Elève des jansénistes dont la vision tragique de l'existence marquera son oeuvre, Jean Racine connaît la gloire pendant une décennie intense.
Dans l'univers racinien règnent cruauté et folie: les couples se déchirent, les parents sacrifient leurs enfants à leurs passions, les frères s'entre-tuent, etc. Les personnages sont mus par le désir et écartelés par une contradiction insoluble, morale et raison d'une part, ardeur et pulsions de l'autre. La seule échappatoire est l'absolue solitude ou le plus souvent la mort. Le héros est entraîné dans une spirale inexorable, même s'il se débat jusqu'au bout contre un sort qu'il sait inéluctable. Racine reprend l'idée antique du "fatum" dans lequel les événements sont incompréhensibles, la justice illusoire et la destinée déjà scellée. Dans ce théâtre à la morale austère l'amour mène au désastre. Contrairement à Corneille qui relate la montée de l'héroïsme, Racine dépeint la chute des protagonistes dans une société où ils mettent leur pouvoir au service de leurs passions.
Ses pièces incarnent à la perfection les règles classiques, elles en sont même l'épure. L'unité de ton met en valeur l'essence tragique du texte et les unités de lieu, de temps et d'action en renforcent l'aspect dramatique: personnages pressés par les événements et condamnés à agir dans un huis-clos asphyxiant.

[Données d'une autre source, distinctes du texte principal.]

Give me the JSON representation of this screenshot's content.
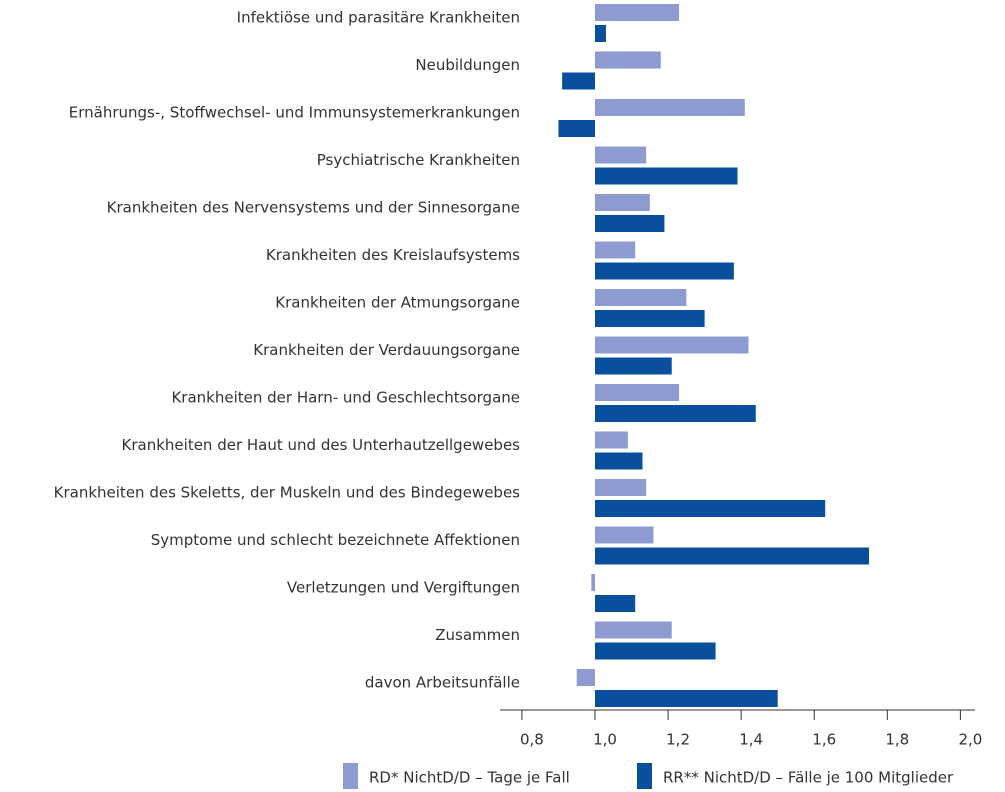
{
  "chart_data": {
    "type": "barh",
    "categories": [
      "Infektiöse und parasitäre Krankheiten",
      "Neubildungen",
      "Ernährungs-, Stoffwechsel- und Immunsystemerkrankungen",
      "Psychiatrische Krankheiten",
      "Krankheiten des Nervensystems und der Sinnesorgane",
      "Krankheiten des Kreislaufsystems",
      "Krankheiten der Atmungsorgane",
      "Krankheiten der Verdauungsorgane",
      "Krankheiten der Harn- und Geschlechtsorgane",
      "Krankheiten der Haut und des Unterhautzellgewebes",
      "Krankheiten des Skeletts, der Muskeln und des Bindegewebes",
      "Symptome und schlecht bezeichnete Affektionen",
      "Verletzungen und Vergiftungen",
      "Zusammen",
      "davon Arbeitsunfälle"
    ],
    "series": [
      {
        "name": "RD* NichtD/D – Tage je Fall",
        "color": "#8e9bd0",
        "values": [
          1.23,
          1.18,
          1.41,
          1.14,
          1.15,
          1.11,
          1.25,
          1.42,
          1.23,
          1.09,
          1.14,
          1.16,
          0.99,
          1.21,
          0.95
        ]
      },
      {
        "name": "RR** NichtD/D – Fälle je 100 Mitglieder",
        "color": "#0a4f9e",
        "values": [
          1.03,
          0.91,
          0.9,
          1.39,
          1.19,
          1.38,
          1.3,
          1.21,
          1.44,
          1.13,
          1.63,
          1.75,
          1.11,
          1.33,
          1.5
        ]
      }
    ],
    "xlim": [
      0.74,
      2.04
    ],
    "xticks": [
      {
        "value": 0.8,
        "label": "0,8"
      },
      {
        "value": 1.0,
        "label": "1,0"
      },
      {
        "value": 1.2,
        "label": "1,2"
      },
      {
        "value": 1.4,
        "label": "1,4"
      },
      {
        "value": 1.6,
        "label": "1,6"
      },
      {
        "value": 1.8,
        "label": "1,8"
      },
      {
        "value": 2.0,
        "label": "2,0"
      }
    ],
    "legend": "bottom"
  }
}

Une autre force du drame racinien est la beauté du style. Les faits concrets se passant en coulisse, tout est rapporté par le discours. Le "chant racinien" fait appel à la clarté et au lyrisme. L'écriture joue sur la musicalité des phrases, le rythme du texte, la richesse des images. Racine crée un effet de "sourdine" pour atténuer l'horreur décrite en utilisant la périphrase, l'allusion, la métaphore, l'oxymore.